É como se ele dissesse: eliminamos o sacrifício e/ou a hipocrisia de amar quem nos odeia. Você, homem, não sabe o que está fazendo: apenas é um monstro circunstancial que não tem condição de perdoar nem de ser perdoado, portanto você é tão inocente e tão impotente quanto seu algoz. Embora, aqui do fundo do meu coraçãozinho sadomasoquista e cristão, eu teimosamente continue insistindo que sem culpa e sem o perdão não atravessaríamos uma rua, sem culpa e sem perdão não conseguiríamos sequer uma ereção decente, ah, sem culpa e sem perdão o homem não toleraria o semelhante e nem a própria sombra, mas isso é coisa minha, deixa pra lá.

O importante é continuar ouvindo a voz que, em 1940, já destoava dos totalitarismos de sua época, e que hoje — infelizmente — reverbera cada vez menos no coração de poucos.

* Mãe Dinah foi uma “vidente”, digo, uma picareta que fez fama no século passado. Ela não possuía certificado do INMETRO, nem ISO 9OOO, aliás ninguém, nem mesmo Chico Xavier, jamais possuiu atestado ou diploma de “vidente”. Portanto, a figura da “falsa vidente” que circulou na mídia ao longo desta semana é um pleonasmo. Todos aqueles que pedem dinheiro para fazer intermediação com Deus (ou com o diabo, como era o caso de Rosa Stanesco Nicolau, a “falsa vidente”) independentemente de seus métodos e credos, a meu ver, são falsos. Conheço muito bem Rosa Nicolau, ou “Mãe Valéria”, a criminosa que foi presa em flagrante na Operação Sol Poente. Ela não é apenas uma golpista ou “falsa vidente”. Na verdade, trata-se de uma “mãe de santo” conhecidíssima, solicitadíssima e estabelecida na zona sul há décadas. Sacerdotisa das trevas que mora na quadra da praia, em Ipanema, e que comanda um terreiro escabroso em Barra do Piraí. Investiguem esse lugar!

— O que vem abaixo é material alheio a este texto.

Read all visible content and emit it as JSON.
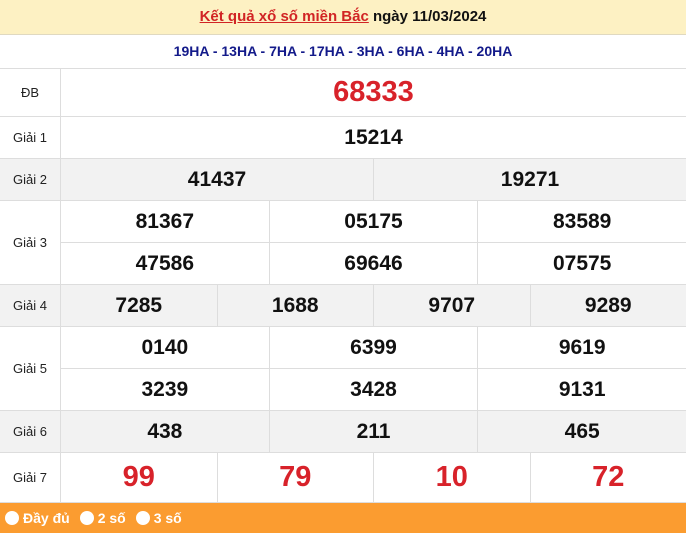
{
  "header": {
    "link": "Kết quả xổ số miền Bắc",
    "date_text": " ngày 11/03/2024"
  },
  "codes": "19HA - 13HA - 7HA - 17HA - 3HA - 6HA - 4HA - 20HA",
  "prizes": [
    {
      "label": "ĐB",
      "rows": [
        [
          "68333"
        ]
      ]
    },
    {
      "label": "Giải 1",
      "rows": [
        [
          "15214"
        ]
      ]
    },
    {
      "label": "Giải 2",
      "rows": [
        [
          "41437",
          "19271"
        ]
      ]
    },
    {
      "label": "Giải 3",
      "rows": [
        [
          "81367",
          "05175",
          "83589"
        ],
        [
          "47586",
          "69646",
          "07575"
        ]
      ]
    },
    {
      "label": "Giải 4",
      "rows": [
        [
          "7285",
          "1688",
          "9707",
          "9289"
        ]
      ]
    },
    {
      "label": "Giải 5",
      "rows": [
        [
          "0140",
          "6399",
          "9619"
        ],
        [
          "3239",
          "3428",
          "9131"
        ]
      ]
    },
    {
      "label": "Giải 6",
      "rows": [
        [
          "438",
          "211",
          "465"
        ]
      ]
    },
    {
      "label": "Giải 7",
      "rows": [
        [
          "99",
          "79",
          "10",
          "72"
        ]
      ]
    }
  ],
  "footer": {
    "options": [
      "Đầy đủ",
      "2 số",
      "3 số"
    ]
  },
  "colors": {
    "header_bg": "#fdf1c3",
    "red": "#d8222a",
    "navy": "#131a8a",
    "footer_bg": "#fb9c30"
  }
}
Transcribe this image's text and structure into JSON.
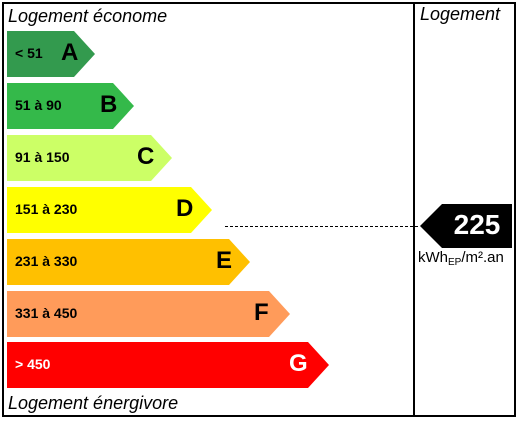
{
  "captions": {
    "top": "Logement économe",
    "bottom": "Logement énergivore",
    "column_header": "Logement"
  },
  "bands": [
    {
      "letter": "A",
      "range": "< 51",
      "color": "#339a4e"
    },
    {
      "letter": "B",
      "range": "51 à 90",
      "color": "#34b94a"
    },
    {
      "letter": "C",
      "range": "91 à 150",
      "color": "#ccff66"
    },
    {
      "letter": "D",
      "range": "151 à 230",
      "color": "#ffff00"
    },
    {
      "letter": "E",
      "range": "231 à 330",
      "color": "#ffc000"
    },
    {
      "letter": "F",
      "range": "331 à 450",
      "color": "#ff9b5a"
    },
    {
      "letter": "G",
      "range": "> 450",
      "color": "#ff0000"
    }
  ],
  "indicator": {
    "value": "225",
    "band": "D",
    "color": "#000000",
    "unit_main": "kWh",
    "unit_sub": "EP",
    "unit_tail": "/m².an"
  }
}
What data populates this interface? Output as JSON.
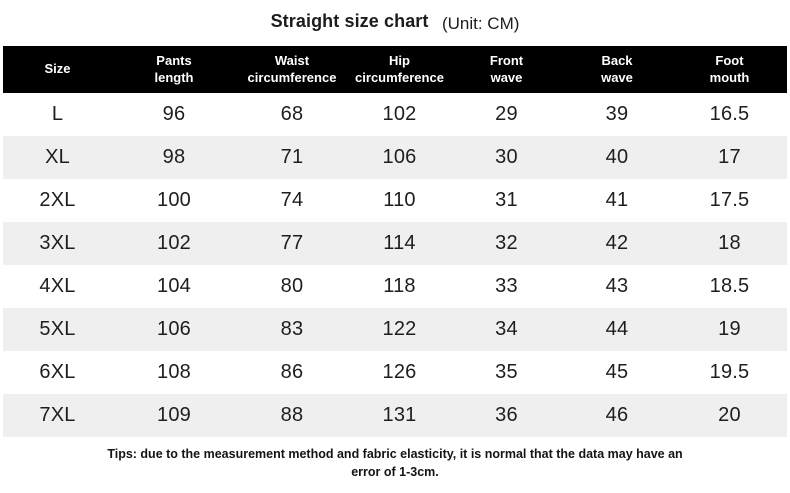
{
  "title": {
    "main": "Straight size chart",
    "unit": "(Unit: CM)"
  },
  "table": {
    "headers": [
      "Size",
      "Pants\nlength",
      "Waist\ncircumference",
      "Hip\ncircumference",
      "Front\nwave",
      "Back\nwave",
      "Foot\nmouth"
    ],
    "rows": [
      [
        "L",
        "96",
        "68",
        "102",
        "29",
        "39",
        "16.5"
      ],
      [
        "XL",
        "98",
        "71",
        "106",
        "30",
        "40",
        "17"
      ],
      [
        "2XL",
        "100",
        "74",
        "110",
        "31",
        "41",
        "17.5"
      ],
      [
        "3XL",
        "102",
        "77",
        "114",
        "32",
        "42",
        "18"
      ],
      [
        "4XL",
        "104",
        "80",
        "118",
        "33",
        "43",
        "18.5"
      ],
      [
        "5XL",
        "106",
        "83",
        "122",
        "34",
        "44",
        "19"
      ],
      [
        "6XL",
        "108",
        "86",
        "126",
        "35",
        "45",
        "19.5"
      ],
      [
        "7XL",
        "109",
        "88",
        "131",
        "36",
        "46",
        "20"
      ]
    ]
  },
  "tips": "Tips: due to the measurement method and fabric elasticity, it is normal that the data may have an error of 1-3cm.",
  "colors": {
    "header_bg": "#000000",
    "header_text": "#ffffff",
    "row_stripe": "#efefef",
    "text": "#1a1a1a"
  },
  "chart_data": {
    "type": "table",
    "title": "Straight size chart",
    "unit": "CM",
    "columns": [
      "Size",
      "Pants length",
      "Waist circumference",
      "Hip circumference",
      "Front wave",
      "Back wave",
      "Foot mouth"
    ],
    "rows": [
      [
        "L",
        96,
        68,
        102,
        29,
        39,
        16.5
      ],
      [
        "XL",
        98,
        71,
        106,
        30,
        40,
        17
      ],
      [
        "2XL",
        100,
        74,
        110,
        31,
        41,
        17.5
      ],
      [
        "3XL",
        102,
        77,
        114,
        32,
        42,
        18
      ],
      [
        "4XL",
        104,
        80,
        118,
        33,
        43,
        18.5
      ],
      [
        "5XL",
        106,
        83,
        122,
        34,
        44,
        19
      ],
      [
        "6XL",
        108,
        86,
        126,
        35,
        45,
        19.5
      ],
      [
        "7XL",
        109,
        88,
        131,
        36,
        46,
        20
      ]
    ],
    "note": "Tips: due to the measurement method and fabric elasticity, it is normal that the data may have an error of 1-3cm."
  }
}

Que é frequentado por políticos graúdos, pastores, bispos, artistas, jogadores de futebol, globais e toda sorte de socialites nacionais e internacionais. Como e onde é que vocês acham que Rosa conheceu a ultramilionária filha do galerista, senão nas altas rodas cariocas? Quem quiser mais detalhes leia a crônica que escrevi a respeito aqui mesmo no Bula, ou leia o romance Quanto Custa um Elefante? —  “Mãe Valéria” é nada mais nada menos que coprotagonista da história. Tenho quase certeza que Sabine Boghici — que é portadora notória de severos transtornos mentais — foi vítima de violentíssima pressão psicológica e manipulada por “mãe Valéria de Oxóssi” para cometer as barbaridades que cometeu. Talvez Sabine seja tão vítima de Rosa Stanesco & família (os vampiros de Ipanema) quanto a mãe dela. Vale aprofundar a investigação. Outra coisa, a única foto que circula na mídia estranhamente não corresponde à figura de Rosa Nicolau. Asseguro que não é a mesma pessoa. Coloco-me a disposição da justiça para eventuais esclarecimentos.